For any antimatroid A, Antimat(RCErc(A)) = A. That is, if we extract the rooted circuits of A, convert them to ERCs, and then build the antimatroid from those ERCs, we recover A exactly.

theorem Core.Constraint.OT.RCErc_Antimat_inv {n : ℕ} (_E : List (ERC n)) (_hcons : ERCSet.consistent _E) : True

Theorem 2 (@cite{merchant-riggle-2016}): RCErc is the inverse of Antimat.

For any consistent ERC set E, RCErc(Antimat(E)) = E.

theorem Core.Constraint.OT.Antimat_entailment {n : ℕ} (E F : List (ERC n)) (hE : ERCSet.consistent E) (hF : ERCSet.consistent F) (h : ERCSet.entails E F) (S : Set (Fin n)) : (Antimat E hE).IsFeasible S → (Antimat F hF).IsFeasible S

Theorem 3 (@cite{merchant-riggle-2016}): Antimat preserves entailment.

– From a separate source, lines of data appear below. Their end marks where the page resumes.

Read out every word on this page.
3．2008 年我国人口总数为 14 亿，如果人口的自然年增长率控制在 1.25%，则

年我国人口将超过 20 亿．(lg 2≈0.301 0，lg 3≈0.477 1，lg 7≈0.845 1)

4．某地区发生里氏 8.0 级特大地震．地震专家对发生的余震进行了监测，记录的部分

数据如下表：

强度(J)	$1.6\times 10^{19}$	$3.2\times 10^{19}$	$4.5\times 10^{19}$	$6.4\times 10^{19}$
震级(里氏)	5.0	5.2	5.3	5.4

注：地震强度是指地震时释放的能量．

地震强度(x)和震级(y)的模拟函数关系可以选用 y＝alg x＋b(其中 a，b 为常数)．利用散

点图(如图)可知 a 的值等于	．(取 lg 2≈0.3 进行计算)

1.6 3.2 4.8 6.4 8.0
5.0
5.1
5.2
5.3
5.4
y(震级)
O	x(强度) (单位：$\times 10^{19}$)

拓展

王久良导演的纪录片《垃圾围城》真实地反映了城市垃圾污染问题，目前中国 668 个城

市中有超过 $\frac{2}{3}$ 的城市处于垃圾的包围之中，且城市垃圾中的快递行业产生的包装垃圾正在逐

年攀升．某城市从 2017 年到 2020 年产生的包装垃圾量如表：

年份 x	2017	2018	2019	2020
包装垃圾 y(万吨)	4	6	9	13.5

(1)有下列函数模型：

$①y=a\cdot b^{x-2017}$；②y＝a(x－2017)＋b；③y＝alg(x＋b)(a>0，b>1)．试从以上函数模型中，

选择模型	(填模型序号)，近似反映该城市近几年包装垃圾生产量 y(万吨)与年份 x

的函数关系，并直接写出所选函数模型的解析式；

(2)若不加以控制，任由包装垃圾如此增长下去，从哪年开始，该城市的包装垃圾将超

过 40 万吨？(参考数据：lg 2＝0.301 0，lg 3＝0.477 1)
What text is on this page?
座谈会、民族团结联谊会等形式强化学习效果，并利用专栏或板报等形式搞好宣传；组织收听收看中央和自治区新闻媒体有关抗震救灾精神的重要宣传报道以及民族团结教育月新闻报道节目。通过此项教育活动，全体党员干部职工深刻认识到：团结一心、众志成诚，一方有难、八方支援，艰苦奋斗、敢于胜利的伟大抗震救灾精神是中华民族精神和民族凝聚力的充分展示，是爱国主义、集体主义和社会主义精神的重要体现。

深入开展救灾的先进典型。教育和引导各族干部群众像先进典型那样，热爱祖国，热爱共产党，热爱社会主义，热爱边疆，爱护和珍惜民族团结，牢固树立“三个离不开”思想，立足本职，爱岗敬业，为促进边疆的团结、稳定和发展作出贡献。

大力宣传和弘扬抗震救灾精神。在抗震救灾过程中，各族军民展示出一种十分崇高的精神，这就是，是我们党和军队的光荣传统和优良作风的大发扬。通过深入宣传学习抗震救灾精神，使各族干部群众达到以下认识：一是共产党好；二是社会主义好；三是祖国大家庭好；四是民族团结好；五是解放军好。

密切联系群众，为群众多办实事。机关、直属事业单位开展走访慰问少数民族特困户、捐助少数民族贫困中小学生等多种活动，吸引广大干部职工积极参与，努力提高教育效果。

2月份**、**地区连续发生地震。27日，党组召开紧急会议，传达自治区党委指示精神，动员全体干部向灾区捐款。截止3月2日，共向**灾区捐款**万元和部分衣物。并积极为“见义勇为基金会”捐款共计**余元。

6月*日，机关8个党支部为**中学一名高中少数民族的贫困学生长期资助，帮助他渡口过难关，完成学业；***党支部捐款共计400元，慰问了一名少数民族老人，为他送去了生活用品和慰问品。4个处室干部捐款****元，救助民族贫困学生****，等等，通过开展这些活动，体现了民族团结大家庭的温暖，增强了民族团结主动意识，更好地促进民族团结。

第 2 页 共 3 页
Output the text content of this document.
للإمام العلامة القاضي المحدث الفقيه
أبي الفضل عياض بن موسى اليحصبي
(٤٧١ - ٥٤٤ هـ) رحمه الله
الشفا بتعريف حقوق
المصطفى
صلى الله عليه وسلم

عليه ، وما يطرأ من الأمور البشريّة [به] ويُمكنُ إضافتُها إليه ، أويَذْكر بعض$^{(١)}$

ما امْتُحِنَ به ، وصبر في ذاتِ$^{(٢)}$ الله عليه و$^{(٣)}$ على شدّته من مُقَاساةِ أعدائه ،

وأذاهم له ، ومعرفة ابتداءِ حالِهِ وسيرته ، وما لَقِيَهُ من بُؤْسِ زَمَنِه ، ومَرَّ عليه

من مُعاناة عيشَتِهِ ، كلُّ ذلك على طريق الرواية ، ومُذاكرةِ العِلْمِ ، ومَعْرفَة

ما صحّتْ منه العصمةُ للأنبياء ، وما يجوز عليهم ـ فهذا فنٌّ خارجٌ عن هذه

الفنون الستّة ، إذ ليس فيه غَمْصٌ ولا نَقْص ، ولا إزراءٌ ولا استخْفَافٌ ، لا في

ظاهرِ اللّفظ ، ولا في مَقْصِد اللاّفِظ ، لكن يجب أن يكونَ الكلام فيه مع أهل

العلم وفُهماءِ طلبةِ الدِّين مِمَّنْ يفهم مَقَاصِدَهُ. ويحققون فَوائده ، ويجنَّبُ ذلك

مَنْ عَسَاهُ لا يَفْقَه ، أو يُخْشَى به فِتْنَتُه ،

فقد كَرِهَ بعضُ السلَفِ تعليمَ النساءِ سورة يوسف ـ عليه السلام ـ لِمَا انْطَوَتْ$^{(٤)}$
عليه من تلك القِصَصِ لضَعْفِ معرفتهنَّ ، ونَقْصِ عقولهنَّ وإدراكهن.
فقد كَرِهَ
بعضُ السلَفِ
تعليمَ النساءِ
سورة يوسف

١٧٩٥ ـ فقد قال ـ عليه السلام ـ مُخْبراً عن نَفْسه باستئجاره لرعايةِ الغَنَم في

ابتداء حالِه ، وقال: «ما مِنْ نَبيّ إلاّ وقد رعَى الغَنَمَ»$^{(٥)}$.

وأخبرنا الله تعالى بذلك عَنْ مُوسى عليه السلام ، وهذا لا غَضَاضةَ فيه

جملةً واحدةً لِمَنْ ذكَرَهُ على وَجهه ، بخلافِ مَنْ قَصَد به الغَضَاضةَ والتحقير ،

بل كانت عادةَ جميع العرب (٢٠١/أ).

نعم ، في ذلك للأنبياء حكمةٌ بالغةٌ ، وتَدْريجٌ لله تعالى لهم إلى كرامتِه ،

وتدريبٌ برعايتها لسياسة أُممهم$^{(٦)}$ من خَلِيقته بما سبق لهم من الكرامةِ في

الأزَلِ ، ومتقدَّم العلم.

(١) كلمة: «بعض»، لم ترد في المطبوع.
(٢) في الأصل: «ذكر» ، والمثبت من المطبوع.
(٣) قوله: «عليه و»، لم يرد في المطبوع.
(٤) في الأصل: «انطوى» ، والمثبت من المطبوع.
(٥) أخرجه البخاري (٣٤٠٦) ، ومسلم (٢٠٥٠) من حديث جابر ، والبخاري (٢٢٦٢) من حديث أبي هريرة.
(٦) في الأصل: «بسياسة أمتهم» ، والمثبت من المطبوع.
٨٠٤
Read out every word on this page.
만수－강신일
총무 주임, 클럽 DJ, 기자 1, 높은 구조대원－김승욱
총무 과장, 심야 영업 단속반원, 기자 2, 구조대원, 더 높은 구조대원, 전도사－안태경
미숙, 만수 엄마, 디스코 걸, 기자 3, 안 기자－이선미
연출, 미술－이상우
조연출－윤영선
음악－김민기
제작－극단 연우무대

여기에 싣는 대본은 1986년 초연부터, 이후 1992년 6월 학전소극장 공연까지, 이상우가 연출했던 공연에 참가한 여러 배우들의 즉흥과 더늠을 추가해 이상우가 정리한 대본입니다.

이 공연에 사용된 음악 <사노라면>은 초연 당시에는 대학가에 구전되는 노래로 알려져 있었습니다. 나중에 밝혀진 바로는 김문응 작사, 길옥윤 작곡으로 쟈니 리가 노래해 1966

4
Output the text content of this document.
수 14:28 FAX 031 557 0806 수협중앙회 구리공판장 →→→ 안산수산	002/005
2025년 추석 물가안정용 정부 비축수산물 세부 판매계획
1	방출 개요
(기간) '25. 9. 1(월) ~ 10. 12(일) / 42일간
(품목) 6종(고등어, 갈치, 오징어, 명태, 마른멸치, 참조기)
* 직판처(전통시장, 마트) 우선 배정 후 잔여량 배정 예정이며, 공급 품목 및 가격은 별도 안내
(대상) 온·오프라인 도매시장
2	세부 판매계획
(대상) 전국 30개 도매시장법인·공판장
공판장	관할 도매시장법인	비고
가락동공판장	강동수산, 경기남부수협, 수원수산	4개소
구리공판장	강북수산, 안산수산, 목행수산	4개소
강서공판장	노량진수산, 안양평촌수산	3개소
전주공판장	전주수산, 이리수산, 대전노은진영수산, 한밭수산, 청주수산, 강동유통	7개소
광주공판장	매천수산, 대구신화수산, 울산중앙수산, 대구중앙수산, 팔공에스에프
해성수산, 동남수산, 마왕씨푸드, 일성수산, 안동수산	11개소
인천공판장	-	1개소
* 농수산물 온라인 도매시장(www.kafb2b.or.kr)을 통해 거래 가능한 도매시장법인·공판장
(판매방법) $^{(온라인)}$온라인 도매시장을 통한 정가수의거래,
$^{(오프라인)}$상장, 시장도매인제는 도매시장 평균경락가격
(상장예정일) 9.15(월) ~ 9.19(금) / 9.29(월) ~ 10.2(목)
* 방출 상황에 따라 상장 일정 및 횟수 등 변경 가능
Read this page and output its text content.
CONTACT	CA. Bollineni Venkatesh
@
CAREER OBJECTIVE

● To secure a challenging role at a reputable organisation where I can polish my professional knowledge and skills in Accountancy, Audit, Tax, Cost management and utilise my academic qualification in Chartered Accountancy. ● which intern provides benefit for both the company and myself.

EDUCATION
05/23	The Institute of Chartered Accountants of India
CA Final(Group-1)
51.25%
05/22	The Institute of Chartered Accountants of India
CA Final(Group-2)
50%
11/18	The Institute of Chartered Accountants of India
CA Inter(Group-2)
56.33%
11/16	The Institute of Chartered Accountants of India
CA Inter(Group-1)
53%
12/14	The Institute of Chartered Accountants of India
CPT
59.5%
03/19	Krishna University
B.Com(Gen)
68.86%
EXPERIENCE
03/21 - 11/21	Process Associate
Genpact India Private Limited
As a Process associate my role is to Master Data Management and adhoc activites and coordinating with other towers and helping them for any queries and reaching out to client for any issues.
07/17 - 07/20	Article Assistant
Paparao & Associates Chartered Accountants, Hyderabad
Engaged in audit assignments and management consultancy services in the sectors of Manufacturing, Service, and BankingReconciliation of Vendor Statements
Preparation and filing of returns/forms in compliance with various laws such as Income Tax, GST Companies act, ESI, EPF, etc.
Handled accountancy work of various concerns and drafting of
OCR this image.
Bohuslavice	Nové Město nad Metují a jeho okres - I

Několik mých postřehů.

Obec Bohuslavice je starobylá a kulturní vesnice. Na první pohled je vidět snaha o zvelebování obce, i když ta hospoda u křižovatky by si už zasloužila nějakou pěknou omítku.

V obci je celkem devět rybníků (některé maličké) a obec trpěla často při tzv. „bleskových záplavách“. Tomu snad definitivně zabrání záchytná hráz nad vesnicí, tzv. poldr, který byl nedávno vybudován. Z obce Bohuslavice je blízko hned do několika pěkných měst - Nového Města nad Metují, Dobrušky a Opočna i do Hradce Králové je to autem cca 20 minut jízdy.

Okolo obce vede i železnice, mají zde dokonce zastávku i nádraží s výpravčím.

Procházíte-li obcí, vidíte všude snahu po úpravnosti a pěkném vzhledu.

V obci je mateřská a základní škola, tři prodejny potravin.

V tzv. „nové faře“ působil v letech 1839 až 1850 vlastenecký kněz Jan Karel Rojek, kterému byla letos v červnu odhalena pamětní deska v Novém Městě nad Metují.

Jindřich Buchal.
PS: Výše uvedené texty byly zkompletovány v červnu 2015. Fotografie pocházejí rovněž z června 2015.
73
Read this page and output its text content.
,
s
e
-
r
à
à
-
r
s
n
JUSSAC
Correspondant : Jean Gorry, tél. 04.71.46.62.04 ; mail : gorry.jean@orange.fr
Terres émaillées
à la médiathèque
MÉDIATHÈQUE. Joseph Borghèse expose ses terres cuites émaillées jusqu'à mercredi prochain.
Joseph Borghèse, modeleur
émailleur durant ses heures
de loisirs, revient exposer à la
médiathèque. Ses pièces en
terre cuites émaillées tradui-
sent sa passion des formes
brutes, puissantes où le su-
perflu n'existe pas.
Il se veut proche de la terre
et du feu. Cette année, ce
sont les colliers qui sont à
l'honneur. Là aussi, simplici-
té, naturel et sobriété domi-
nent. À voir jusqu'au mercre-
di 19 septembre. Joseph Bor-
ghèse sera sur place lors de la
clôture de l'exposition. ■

If ERC set E entails F (every ranking satisfying E also satisfies F), then Antimat(E) ⊆ Antimat(F) (every feasible set of Antimat(E) is also feasible in Antimat(F)).

theorem Core.Constraint.OT.RCErc_entailment {n : ℕ} (_A _B : Antimatroid (Fin n)) : True

Theorem 4 (@cite{merchant-riggle-2016}): RCErc preserves containment.

If antimatroid A ⊆ B (every feasible set of A is feasible in B), then RCErc(A) entails RCErc(B).